After the 5th round FA cup game 1967 (can't credit it as don't know who the author was)
“Said Shankly to Yeatesy, come listen me boy.
I’ve devised a great plan that you’re sure to enjoy.
Those Everton Toffees their progress we’ll stop
And a great celebration will be held on the Kop.
We’ll cripple young Alex and Harvey as well
We'll make those Toffees think that they're in hell
The only man standing will be Brian Labone
And he can’t beat 11 reds all on his own.
But Shankly, oh Shankly your plans they went wrong
And the downhearted Kopites could not raise a song.
For you had forgotten the greatest of all
The red-headed dynamo they call Alan Ball.
In the 44th minute of goalless retort
Smith, Yeats and Lawrence flat-footed were caught
The ball travelled from Husband and with great force was met
by the boots of young Ball to the back of the net.

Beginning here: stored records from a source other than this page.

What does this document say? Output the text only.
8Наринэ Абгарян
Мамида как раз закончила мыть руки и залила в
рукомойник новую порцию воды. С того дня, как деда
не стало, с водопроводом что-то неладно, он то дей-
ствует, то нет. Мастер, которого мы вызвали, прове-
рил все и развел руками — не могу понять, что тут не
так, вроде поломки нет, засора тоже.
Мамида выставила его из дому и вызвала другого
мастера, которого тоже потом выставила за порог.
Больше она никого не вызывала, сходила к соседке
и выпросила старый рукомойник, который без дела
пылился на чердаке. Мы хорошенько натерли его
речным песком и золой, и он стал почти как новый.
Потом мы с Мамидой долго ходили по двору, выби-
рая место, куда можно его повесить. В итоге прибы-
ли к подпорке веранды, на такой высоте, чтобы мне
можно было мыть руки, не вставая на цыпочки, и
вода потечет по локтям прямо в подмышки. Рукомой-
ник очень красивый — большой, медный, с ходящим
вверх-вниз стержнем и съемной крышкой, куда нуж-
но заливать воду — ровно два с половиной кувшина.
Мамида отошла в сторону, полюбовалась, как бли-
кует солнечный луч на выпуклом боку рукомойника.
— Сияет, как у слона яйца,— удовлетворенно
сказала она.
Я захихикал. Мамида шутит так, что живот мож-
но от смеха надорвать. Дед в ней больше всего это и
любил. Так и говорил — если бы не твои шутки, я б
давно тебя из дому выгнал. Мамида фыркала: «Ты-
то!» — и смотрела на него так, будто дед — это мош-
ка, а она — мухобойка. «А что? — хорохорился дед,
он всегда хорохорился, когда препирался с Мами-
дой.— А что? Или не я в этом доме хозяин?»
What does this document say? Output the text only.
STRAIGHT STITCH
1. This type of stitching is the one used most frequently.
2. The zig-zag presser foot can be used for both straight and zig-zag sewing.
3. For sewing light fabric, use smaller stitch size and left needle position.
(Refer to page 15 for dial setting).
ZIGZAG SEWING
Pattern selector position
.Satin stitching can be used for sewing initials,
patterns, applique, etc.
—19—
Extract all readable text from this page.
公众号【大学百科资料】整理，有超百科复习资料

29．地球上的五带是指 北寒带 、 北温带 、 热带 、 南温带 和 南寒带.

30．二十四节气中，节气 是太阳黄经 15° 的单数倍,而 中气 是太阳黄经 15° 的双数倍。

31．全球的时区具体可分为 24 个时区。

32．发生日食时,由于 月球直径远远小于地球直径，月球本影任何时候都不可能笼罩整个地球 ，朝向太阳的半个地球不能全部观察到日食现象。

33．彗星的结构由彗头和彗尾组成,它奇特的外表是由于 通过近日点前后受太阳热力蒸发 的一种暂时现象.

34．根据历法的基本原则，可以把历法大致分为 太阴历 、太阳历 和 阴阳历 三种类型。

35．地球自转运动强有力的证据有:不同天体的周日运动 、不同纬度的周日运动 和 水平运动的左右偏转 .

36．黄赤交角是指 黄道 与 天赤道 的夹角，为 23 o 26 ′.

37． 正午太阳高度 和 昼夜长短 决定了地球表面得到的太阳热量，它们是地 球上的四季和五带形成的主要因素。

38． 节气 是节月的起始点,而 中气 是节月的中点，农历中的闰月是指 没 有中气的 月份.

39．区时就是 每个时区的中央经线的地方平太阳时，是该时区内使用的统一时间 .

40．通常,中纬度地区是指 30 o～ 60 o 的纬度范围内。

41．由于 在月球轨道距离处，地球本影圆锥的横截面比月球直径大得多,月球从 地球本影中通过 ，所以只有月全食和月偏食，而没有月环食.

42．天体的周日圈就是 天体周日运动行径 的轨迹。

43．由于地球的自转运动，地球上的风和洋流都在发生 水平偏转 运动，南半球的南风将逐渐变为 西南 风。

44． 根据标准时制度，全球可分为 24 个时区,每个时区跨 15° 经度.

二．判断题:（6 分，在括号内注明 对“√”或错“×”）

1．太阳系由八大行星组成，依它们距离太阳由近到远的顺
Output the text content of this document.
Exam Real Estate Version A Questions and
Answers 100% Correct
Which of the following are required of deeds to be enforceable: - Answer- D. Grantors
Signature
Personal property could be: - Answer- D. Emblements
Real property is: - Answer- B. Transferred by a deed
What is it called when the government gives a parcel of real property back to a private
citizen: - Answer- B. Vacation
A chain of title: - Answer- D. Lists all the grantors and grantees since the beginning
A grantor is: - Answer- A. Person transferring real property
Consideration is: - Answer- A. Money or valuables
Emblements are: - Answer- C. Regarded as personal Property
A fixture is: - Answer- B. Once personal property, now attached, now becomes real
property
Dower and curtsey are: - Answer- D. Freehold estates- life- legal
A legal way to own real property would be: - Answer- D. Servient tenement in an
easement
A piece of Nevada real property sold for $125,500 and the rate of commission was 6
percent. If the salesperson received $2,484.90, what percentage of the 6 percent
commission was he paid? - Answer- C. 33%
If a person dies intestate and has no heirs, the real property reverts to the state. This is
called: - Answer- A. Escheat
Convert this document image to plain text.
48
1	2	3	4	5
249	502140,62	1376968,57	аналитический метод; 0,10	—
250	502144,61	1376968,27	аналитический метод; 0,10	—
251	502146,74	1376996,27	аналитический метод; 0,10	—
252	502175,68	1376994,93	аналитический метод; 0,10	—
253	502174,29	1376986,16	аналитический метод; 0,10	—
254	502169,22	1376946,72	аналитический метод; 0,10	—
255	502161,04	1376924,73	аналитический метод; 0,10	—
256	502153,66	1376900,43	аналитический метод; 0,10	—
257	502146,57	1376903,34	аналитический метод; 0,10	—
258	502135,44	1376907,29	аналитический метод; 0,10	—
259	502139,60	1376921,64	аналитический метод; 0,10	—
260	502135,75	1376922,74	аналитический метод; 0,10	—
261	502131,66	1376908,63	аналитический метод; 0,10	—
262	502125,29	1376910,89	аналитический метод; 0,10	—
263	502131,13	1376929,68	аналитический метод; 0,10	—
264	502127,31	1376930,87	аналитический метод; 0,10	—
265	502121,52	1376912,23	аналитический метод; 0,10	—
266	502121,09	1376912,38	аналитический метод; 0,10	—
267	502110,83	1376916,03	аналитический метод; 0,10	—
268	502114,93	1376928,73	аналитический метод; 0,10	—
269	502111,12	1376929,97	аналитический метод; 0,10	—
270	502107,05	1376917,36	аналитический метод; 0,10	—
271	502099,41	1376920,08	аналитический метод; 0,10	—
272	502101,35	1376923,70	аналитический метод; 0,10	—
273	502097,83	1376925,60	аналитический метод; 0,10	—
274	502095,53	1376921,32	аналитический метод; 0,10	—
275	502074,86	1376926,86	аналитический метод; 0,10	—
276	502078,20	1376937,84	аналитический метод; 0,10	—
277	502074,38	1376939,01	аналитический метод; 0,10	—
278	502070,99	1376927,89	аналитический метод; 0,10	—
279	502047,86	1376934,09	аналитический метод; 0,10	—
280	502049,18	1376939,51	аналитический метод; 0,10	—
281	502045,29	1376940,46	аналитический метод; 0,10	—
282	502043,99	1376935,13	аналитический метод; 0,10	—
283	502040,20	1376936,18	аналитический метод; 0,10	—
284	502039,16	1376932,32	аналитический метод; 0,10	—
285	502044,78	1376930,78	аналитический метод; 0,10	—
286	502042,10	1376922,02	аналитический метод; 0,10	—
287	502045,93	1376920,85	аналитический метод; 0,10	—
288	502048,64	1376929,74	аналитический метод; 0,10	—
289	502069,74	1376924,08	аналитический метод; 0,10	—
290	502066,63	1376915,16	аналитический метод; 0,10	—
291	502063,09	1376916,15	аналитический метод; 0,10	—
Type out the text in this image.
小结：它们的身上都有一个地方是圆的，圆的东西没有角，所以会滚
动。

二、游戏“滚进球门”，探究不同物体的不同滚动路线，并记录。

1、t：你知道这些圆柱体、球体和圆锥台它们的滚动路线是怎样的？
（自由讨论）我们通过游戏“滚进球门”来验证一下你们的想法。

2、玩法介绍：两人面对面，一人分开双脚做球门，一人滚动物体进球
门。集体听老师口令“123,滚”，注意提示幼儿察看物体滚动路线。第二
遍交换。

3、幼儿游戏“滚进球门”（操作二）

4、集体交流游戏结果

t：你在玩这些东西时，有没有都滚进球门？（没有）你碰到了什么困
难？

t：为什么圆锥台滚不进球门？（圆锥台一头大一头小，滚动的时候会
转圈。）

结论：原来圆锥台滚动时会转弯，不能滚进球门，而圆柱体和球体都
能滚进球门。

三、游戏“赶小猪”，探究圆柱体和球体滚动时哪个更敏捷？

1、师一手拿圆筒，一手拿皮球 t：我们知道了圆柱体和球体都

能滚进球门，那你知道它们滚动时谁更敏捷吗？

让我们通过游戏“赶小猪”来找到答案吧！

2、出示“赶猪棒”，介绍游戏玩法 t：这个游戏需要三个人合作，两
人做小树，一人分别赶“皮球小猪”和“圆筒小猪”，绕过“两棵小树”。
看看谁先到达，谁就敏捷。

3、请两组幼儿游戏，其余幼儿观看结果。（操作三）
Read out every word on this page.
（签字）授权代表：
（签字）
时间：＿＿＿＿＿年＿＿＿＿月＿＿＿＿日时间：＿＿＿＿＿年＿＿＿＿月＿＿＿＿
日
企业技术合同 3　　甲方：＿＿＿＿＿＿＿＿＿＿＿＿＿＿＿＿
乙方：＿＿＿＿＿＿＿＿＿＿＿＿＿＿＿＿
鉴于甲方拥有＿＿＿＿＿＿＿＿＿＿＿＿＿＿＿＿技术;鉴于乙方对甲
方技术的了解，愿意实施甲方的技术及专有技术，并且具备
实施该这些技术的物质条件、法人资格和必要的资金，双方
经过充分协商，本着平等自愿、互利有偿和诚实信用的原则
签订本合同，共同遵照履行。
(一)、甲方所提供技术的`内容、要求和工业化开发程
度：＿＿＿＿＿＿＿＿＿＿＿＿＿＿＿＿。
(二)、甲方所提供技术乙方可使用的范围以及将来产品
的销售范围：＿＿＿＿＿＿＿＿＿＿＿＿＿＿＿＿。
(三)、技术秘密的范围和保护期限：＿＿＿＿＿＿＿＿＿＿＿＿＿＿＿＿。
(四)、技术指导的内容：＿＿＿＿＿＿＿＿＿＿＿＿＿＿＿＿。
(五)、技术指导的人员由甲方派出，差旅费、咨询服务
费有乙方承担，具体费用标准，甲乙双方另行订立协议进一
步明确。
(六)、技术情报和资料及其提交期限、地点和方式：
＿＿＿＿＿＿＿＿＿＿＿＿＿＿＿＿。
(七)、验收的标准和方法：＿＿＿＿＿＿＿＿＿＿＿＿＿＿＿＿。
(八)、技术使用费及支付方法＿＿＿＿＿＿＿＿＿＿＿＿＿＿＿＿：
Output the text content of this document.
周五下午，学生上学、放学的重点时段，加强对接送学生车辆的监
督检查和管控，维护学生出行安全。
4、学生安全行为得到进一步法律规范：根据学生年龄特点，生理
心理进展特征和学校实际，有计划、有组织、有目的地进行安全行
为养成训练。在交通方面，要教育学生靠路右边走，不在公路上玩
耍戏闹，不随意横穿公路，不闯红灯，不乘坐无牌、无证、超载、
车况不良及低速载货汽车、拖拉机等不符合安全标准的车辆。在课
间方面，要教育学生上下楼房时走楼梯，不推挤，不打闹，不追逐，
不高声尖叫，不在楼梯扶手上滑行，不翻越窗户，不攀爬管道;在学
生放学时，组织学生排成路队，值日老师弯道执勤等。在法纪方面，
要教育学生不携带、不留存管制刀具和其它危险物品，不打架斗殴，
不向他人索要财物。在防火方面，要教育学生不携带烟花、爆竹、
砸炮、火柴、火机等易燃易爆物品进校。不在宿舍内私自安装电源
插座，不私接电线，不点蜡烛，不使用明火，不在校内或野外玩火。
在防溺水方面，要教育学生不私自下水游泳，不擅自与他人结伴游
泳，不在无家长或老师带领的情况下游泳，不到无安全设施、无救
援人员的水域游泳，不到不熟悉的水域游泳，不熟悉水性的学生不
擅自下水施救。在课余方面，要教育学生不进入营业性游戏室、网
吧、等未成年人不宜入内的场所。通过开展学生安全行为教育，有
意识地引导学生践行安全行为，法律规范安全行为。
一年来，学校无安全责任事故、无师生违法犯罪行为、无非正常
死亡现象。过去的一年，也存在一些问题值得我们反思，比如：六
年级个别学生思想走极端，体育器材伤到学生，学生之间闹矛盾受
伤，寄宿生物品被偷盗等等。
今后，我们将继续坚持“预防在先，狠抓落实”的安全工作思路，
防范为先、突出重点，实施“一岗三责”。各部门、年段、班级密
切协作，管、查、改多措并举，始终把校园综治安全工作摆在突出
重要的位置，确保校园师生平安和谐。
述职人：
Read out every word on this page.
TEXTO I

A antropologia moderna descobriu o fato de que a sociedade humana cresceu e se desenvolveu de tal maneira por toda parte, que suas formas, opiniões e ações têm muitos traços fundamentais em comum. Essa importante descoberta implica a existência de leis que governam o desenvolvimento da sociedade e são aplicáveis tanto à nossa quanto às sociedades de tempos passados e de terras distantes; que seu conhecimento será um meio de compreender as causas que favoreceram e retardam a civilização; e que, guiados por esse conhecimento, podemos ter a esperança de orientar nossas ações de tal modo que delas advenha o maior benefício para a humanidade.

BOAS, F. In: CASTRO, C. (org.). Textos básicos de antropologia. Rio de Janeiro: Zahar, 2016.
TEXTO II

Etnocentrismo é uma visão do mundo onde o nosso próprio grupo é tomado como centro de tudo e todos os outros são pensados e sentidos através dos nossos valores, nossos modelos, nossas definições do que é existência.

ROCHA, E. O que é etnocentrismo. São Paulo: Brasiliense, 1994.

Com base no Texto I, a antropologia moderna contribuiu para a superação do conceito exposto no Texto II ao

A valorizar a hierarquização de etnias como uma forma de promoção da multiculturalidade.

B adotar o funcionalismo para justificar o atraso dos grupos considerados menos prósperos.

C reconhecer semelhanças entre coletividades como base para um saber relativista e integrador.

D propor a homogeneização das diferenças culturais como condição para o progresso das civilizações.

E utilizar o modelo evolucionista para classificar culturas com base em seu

So, remember Bill Shankly our team is supreme
and yours is the dirtiest that ever was seen.
Those Liverpool yard-dogs Smith Yeats and St. John
are a poor second best to the great Everton.”
I remember being told by an older Blue at a game years ago that he could also look after himself on the pitch. Was this more tackling or more snide?
He was just 5'5" but took no shabite from ANYONE. He could look after himself and had the fiery temper to match his hair.